BRESCIA – Sono diventati quattro i casi di neonati deceduti agli Spedali Civili di Brescia nel reparto di terapia intensiva neonatale. Ai tre casi già noti, si è aggiunto anche quello di un neonato morto sabato mattina. Sarebbe stato portato in reparto poco dopo la nascita e non è sopravvissuto. Anche su questo caso l’ospedale bresciano ha disposto accertamenti.

Questa mattina nel reparto sono arrivati i Nas inviati dalla ministra della Salute Grillo che ha disposto un’ispezione. I carabinieri hanno preso visione delle cartelle cliniche di Marco, Cristian e Nicole i tre bimbi morti il 5 e 4 gennaio e il 30 dicembre.

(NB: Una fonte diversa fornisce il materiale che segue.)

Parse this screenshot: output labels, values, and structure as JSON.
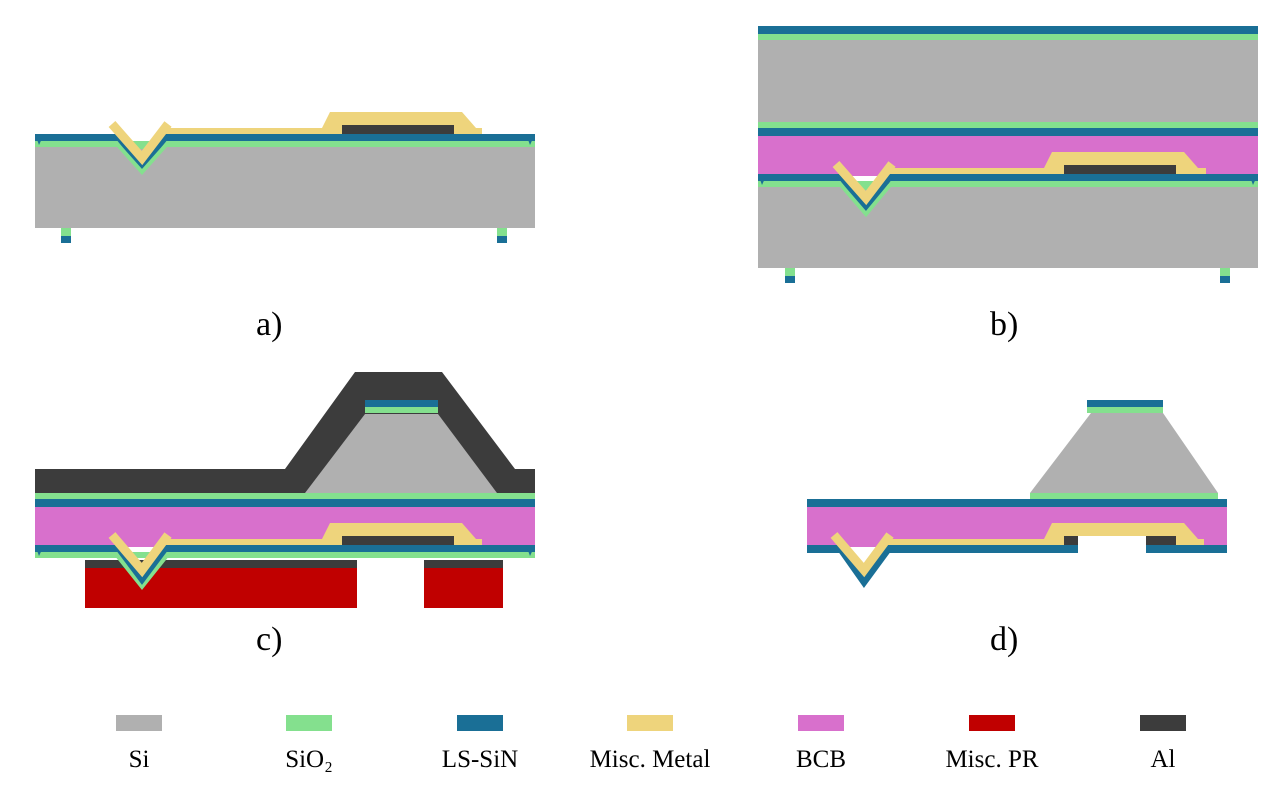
{
  "colors": {
    "si": "#b0b0b0",
    "sio2": "#84e08e",
    "lssin": "#1a6f96",
    "metal": "#eed47c",
    "bcb": "#d870cc",
    "pr": "#c00000",
    "al": "#3c3c3c"
  },
  "panels": {
    "a": {
      "label": "a)"
    },
    "b": {
      "label": "b)"
    },
    "c": {
      "label": "c)"
    },
    "d": {
      "label": "d)"
    }
  },
  "legend": [
    {
      "key": "si",
      "label": "Si",
      "icon": "si-swatch"
    },
    {
      "key": "sio2",
      "label": "SiO₂",
      "icon": "sio2-swatch"
    },
    {
      "key": "lssin",
      "label": "LS-SiN",
      "icon": "lssin-swatch"
    },
    {
      "key": "metal",
      "label": "Misc. Metal",
      "icon": "metal-swatch"
    },
    {
      "key": "bcb",
      "label": "BCB",
      "icon": "bcb-swatch"
    },
    {
      "key": "pr",
      "label": "Misc. PR",
      "icon": "pr-swatch"
    },
    {
      "key": "al",
      "label": "Al",
      "icon": "al-swatch"
    }
  ]
}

Il fascicolo aperto dalla procura è omicidio colposo e per ora non ci sono formalmente indagati.

La lettera della mamma di Marco: “Mio figlio e gli altri, così ho visto sparire quelle culle”

L’autopsia sul corpo del piccolo Marco è stata rinviata di un giorno per consentire a tutte le parti di essere presenti all’esame. Il pubblico ministero Corinna Carrara, titolare del fascicolo, in mattinata ha ricevuto l’intera cartella clinica. Sono tre le inchieste aperte per fare piena luce sulla sua morte. Oltre a quella della procura, infatti, indaga anche l’ospedale e la Regione che ha disposto una commissione interna.

“Non puntiamo il dito contro nessuno, ma chiediamo di sapere”, ripete Denise Malvicini, la madre di Marco che ha raccontato per filo e per segno la vicenda del suo piccolo, dal momento in cui è nato fino a quando è morto. In una lettera a BresciaOggi, la donna ha scritto: “Mio figlio non c’è più, ma altri bambini potrebbero stare male, voglio la verità”. La donna ha raccontato anche di come ha visto sparire prima la culla di una bimba ricoverata nello stesso reparto del figlio, poi quella di un altro neonato, anche loro morti.